Comunque vada la questione
dell'espulsione dal Senato di Berlusconi, cosa che sarebbe fuori
discussione in qualunque Paese civile e democratico, il fatto
inaccettabile è che, sotto la regia di Napolitano, il partito
personale di Berlusconi e il partito che ne ha consentito l'ascesa e
la sopravvivenza politica siano ancora alla guida del Paese di fronte
ad una crisi economica senza precedenti e che per di più abbiano la
protervia di progettare, senza alcuna autorità morale e senza alcun
mandato popolare, di riscrivere la Costituzione nata dalla
Resistenza.
La credibilità ed il prestigio delle
Istituzioni si fondano, questo dovrebbe saperlo chiunque abbia onestà
intellettuale e persino Napolitano e la Boldrini, non sull'adesione
formalista alle regole e alle procedure, non su vuoti e retorici
proclami ma sulla trasparenza ed il coraggio della verità.

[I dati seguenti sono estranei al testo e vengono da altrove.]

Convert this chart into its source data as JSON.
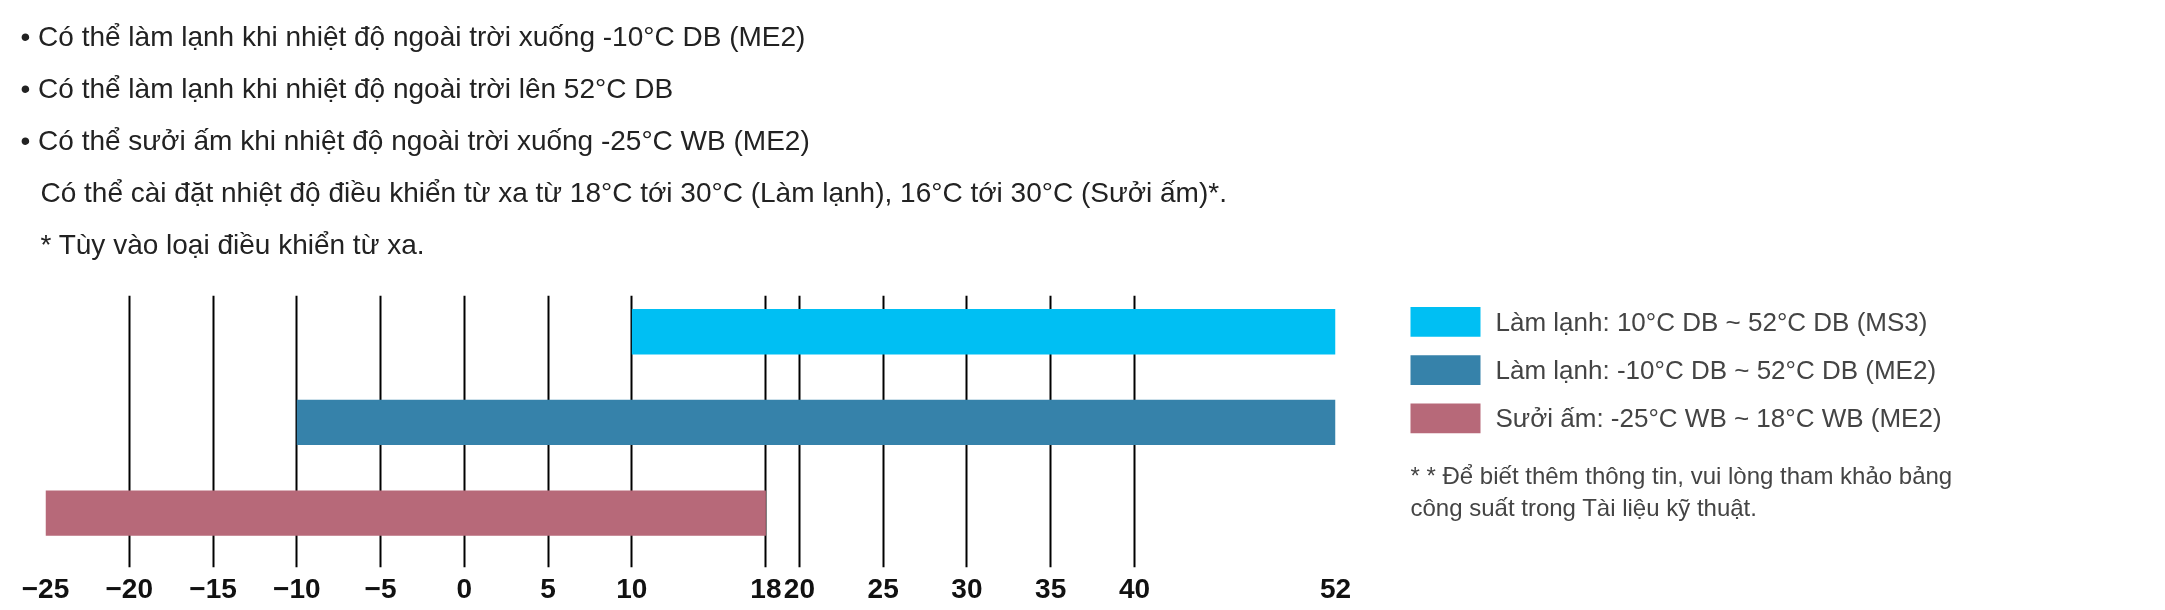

Il coraggio della verità sta nel
riconoscere che il partito personale di un evasore fiscale e amico di inquisiti
per mafia e camorra non può avere responsabilità di governo, che
l'austerità economica sta uccidendo l'Italia, che la Costituzione
non può essere radicalmente modificata senza un esplicito mandato
popolare e manomettendo persino le norme (art. 138) che ne regolano la revisione.